Pickled pork is fabulous glazed and baked and works particularly well with fruit and spice based glazes, like the one I’ve used here.

Pickled, or corned pork, has been through the same process as corned beef/silverside. Salted/pickled/corned meat has a historical place in many cultures. Preserving meat when it was available, offered a way to ensure supply in the days before freezers and canning.

If you eat pork and you like baked ham, try this recipe, it’s easy, budget friendly and absolutely delicious got or cold.

This recipe has 2 stages. The first stage is boiling your pork until it is cooked.




This piece of pork weighed around  1.5kg
I rinsed it under running water and put it into a large pot with:
1 onion, skin on and cut in half
1 strip of orange rind
4 whole cloves
1 whole star anise
1 small piece of cinnamon stick
2 tablespoons of brown sugar
2 tablespoons vinegar. I used balsamic for its rich, sweet and distinctive flavour.
Around 6 whole peppercorns

Cover your pork with cold water and add your aromatics.
Bring to the boil, put the lid on the pot and reduce the heat to a simmer.
Cook for around 2 hours for a tender and juicy piece of pork.

While your meat is cooking, prepare your glaze.
This is what you’ll need:
The juice and zest of one orange

2 tablespoons of orange marmalade

2 tablespoons of maple syrup, honey or palm sugar syrup

1 teaspoon each:
mixed spice
grated nutmeg

Mix it all together and set aside.

I bake my pork in a disposable foil pan. Or makes clean up so much easier. Just put your foil pan on a baking tray for easier handling and stability.

Pour your glaze mix over and give your meat a good roll around to cover or completely.
Don’t worry about all the glaze in the pan. You’ll be using this to baste the meat as it bakes.

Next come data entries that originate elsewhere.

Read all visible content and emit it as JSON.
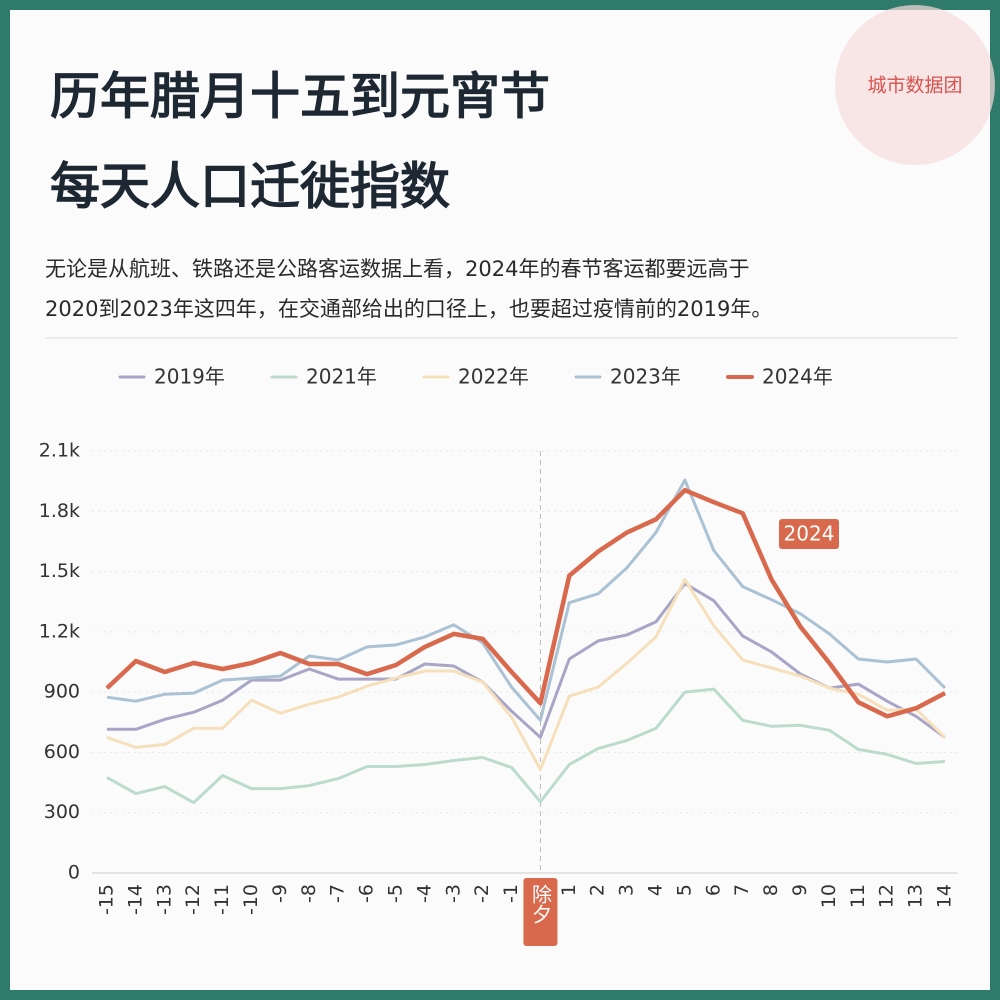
{
  "chart_data": {
    "type": "line",
    "title": [
      "历年腊月十五到元宵节",
      "每天人口迁徙指数"
    ],
    "subtitle": [
      "无论是从航班、铁路还是公路客运数据上看，2024年的春节客运都要远高于",
      "2020到2023年这四年，在交通部给出的口径上，也要超过疫情前的2019年。"
    ],
    "brand": "城市数据团",
    "annotation": "2024",
    "categories": [
      "-15",
      "-14",
      "-13",
      "-12",
      "-11",
      "-10",
      "-9",
      "-8",
      "-7",
      "-6",
      "-5",
      "-4",
      "-3",
      "-2",
      "-1",
      "除夕",
      "1",
      "2",
      "3",
      "4",
      "5",
      "6",
      "7",
      "8",
      "9",
      "10",
      "11",
      "12",
      "13",
      "14"
    ],
    "series": [
      {
        "name": "2019年",
        "color": "#a9a5c6",
        "values": [
          715,
          715,
          765,
          800,
          860,
          960,
          960,
          1015,
          965,
          965,
          965,
          1040,
          1030,
          950,
          805,
          675,
          1065,
          1155,
          1185,
          1250,
          1440,
          1355,
          1180,
          1100,
          990,
          920,
          940,
          855,
          780,
          675
        ]
      },
      {
        "name": "2021年",
        "color": "#bcdccb",
        "values": [
          475,
          395,
          430,
          350,
          485,
          420,
          420,
          435,
          470,
          530,
          530,
          540,
          560,
          575,
          525,
          355,
          540,
          620,
          660,
          720,
          900,
          915,
          760,
          730,
          735,
          710,
          615,
          590,
          545,
          555
        ]
      },
      {
        "name": "2022年",
        "color": "#f6e0bb",
        "values": [
          675,
          625,
          640,
          720,
          720,
          860,
          795,
          840,
          875,
          930,
          970,
          1005,
          1005,
          950,
          775,
          515,
          880,
          925,
          1045,
          1175,
          1460,
          1230,
          1060,
          1020,
          980,
          920,
          890,
          810,
          815,
          675
        ]
      },
      {
        "name": "2023年",
        "color": "#abc1d4",
        "values": [
          875,
          855,
          890,
          895,
          960,
          970,
          980,
          1080,
          1060,
          1125,
          1135,
          1175,
          1235,
          1145,
          925,
          760,
          1345,
          1390,
          1520,
          1695,
          1955,
          1605,
          1425,
          1360,
          1290,
          1190,
          1065,
          1050,
          1065,
          920
        ]
      },
      {
        "name": "2024年",
        "color": "#d9694c",
        "values": [
          920,
          1055,
          1000,
          1045,
          1015,
          1045,
          1095,
          1040,
          1040,
          990,
          1035,
          1125,
          1190,
          1165,
          1000,
          845,
          1480,
          1600,
          1695,
          1760,
          1905,
          1845,
          1790,
          1460,
          1225,
          1045,
          850,
          780,
          820,
          895
        ]
      }
    ],
    "ylim": [
      0,
      2100
    ],
    "yticks": [
      0,
      300,
      600,
      900,
      {
        "value": 1200,
        "label": "1.2k"
      },
      {
        "value": 1500,
        "label": "1.5k"
      },
      {
        "value": 1800,
        "label": "1.8k"
      },
      {
        "value": 2100,
        "label": "2.1k"
      }
    ],
    "grid": true
  }
}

Bake in a moderate oven, basting a few times with the juices in the tray.
My piece of pork took about 40 minutes. You want to see a nice shiny, sticky finish on the pork and just a few, little charred bits, these are extra tasty!

I served this delicious tray with a green chilli and onion soda bread and a garden salad.
I also offered the pan juices in a jug for those who fancied.


4 thoughts on “Orange Spiced Pickled Pork

  1. This looks interesting and I’ve never heard of it. Am I being dense? I don’t see where to click to find the ingredients.

    1. No Lillian, you’re not dense, I am… I have been posting on my phone and it can
      be a tricky business. Hopefully, you can see the full, edited version now. It kind of published itself before I finished, so I had to go back and do it over.
      I wonder if you will find pickled pork? Maybe “real” ham isn’t as expensive to buy over there as it is in Australia?

      1. I see the full recipe now. The only pickled pork we have around here is pickled pig’s feet (ugh!), a special favorite of the German population. Your pickled pork sounds like something I would like and I can get all of the ingredients.

      2. Pickled pigs feet… Well, you have to admire using the whole animal but not for me I’m afraid. I imagine them having a lot of bones and skin.
        I hope you get a chance to try the recipe, it really is lovely.